Compositeur et pédagogue tchèque (Prestice 1765 – Rožmitál 1815).

Fils de l'instituteur et professeur de musique de Prestice, il étudia la philosophie à Prague de 1780 à 1785, puis devint l'assistant de son père, essayant de faire partager ses idées nouvelles puisées dans Sénèque, Catulle, Rousseau, Voltaire, écrivant des monographies sur ces grands humanistes, quatre volumes sur la théorie de la musique et un dictionnaire musical encyclopédique. Son enseignement fut apprécié à Prague, mais il supportait difficilement la résistance latente aux réformes qu'il expérimentait dans l'école de la petite ville bohème de Rožmitál, et il se suicida lors d'une crise de dépression. Il laisse plus d'une centaine d'œuvres dont des quatuors de jeunesse colportés sous la signature de « Fisch » ou « Poisson », traduction littérale de son nom tchèque.

   Sa Missa solemnis pastoralis (1796) est une suite de pastourelles de Noël réalisée sous forme de dialogue en langue du pays. Mélodiste doué d'une facilité peu ordinaire, Ryba est un des rares maillons permettant de passer du répertoire de Komensk'y à l'art choral populaire d'un Janáček.

Rychlík (Jan)

Compositeur tchèque (Prague 1916 – id. 1964).

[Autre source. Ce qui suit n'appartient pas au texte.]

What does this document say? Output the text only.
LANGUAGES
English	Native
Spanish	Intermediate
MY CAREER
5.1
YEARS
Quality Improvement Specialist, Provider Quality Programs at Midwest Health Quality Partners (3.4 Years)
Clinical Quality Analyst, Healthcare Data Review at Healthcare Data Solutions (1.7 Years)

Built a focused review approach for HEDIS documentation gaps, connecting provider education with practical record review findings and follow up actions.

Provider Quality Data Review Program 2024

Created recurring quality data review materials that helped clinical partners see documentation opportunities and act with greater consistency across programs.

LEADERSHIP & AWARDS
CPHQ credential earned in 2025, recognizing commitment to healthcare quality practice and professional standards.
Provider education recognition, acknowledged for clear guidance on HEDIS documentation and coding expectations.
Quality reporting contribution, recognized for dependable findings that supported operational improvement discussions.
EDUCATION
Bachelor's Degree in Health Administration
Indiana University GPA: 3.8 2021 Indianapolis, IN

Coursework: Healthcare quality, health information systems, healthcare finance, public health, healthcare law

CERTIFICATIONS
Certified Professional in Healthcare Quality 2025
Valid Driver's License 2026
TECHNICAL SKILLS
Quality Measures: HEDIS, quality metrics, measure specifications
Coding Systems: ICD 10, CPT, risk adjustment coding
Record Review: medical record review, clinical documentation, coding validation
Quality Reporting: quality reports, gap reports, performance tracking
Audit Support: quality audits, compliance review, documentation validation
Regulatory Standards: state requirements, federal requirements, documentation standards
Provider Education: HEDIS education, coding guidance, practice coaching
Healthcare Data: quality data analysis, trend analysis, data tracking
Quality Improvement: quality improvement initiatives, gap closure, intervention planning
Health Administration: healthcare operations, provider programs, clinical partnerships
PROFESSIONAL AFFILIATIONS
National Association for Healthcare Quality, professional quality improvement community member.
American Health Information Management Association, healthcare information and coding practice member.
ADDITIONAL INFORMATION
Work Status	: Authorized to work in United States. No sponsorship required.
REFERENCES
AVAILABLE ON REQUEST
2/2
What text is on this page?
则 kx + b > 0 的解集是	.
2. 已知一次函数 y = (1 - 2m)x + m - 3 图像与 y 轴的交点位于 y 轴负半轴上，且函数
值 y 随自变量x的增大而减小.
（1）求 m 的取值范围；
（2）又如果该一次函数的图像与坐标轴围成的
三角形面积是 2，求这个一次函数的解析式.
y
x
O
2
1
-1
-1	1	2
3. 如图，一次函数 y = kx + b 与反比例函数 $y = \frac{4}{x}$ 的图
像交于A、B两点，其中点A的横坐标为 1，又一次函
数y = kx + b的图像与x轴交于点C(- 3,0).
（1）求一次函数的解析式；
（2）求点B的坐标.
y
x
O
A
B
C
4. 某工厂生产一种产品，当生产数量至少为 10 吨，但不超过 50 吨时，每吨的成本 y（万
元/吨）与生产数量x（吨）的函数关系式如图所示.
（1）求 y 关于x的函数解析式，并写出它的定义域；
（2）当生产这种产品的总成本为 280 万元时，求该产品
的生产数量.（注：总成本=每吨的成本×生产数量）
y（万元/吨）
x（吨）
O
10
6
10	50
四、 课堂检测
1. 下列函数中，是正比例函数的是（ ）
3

Esprit brillant parlant sept langues, pianiste de jazz, il entra en 1940 au conservatoire de Prague dans la classe de J. Řídký. Passionné de « musique vivante », il fut le promoteur à Prague des arts nouveaux venant d'Occident : jazz, « free jazz », musiques traditionnelles d'Afrique et d'Asie, école viennoise de Webern, et s'imposa durant ces vingt années d'activité comme le véritable animateur et catalyseur de la création, s'intéressant notamment à la percussion et aux origines des musiques non écrites. Animateur infatigable, il se ruina la santé, laissant à sa mort soixante ouvrages, essentiellement pour petites formations de chambre, ainsi que la musique de cinquante-cinq films et huit pièces.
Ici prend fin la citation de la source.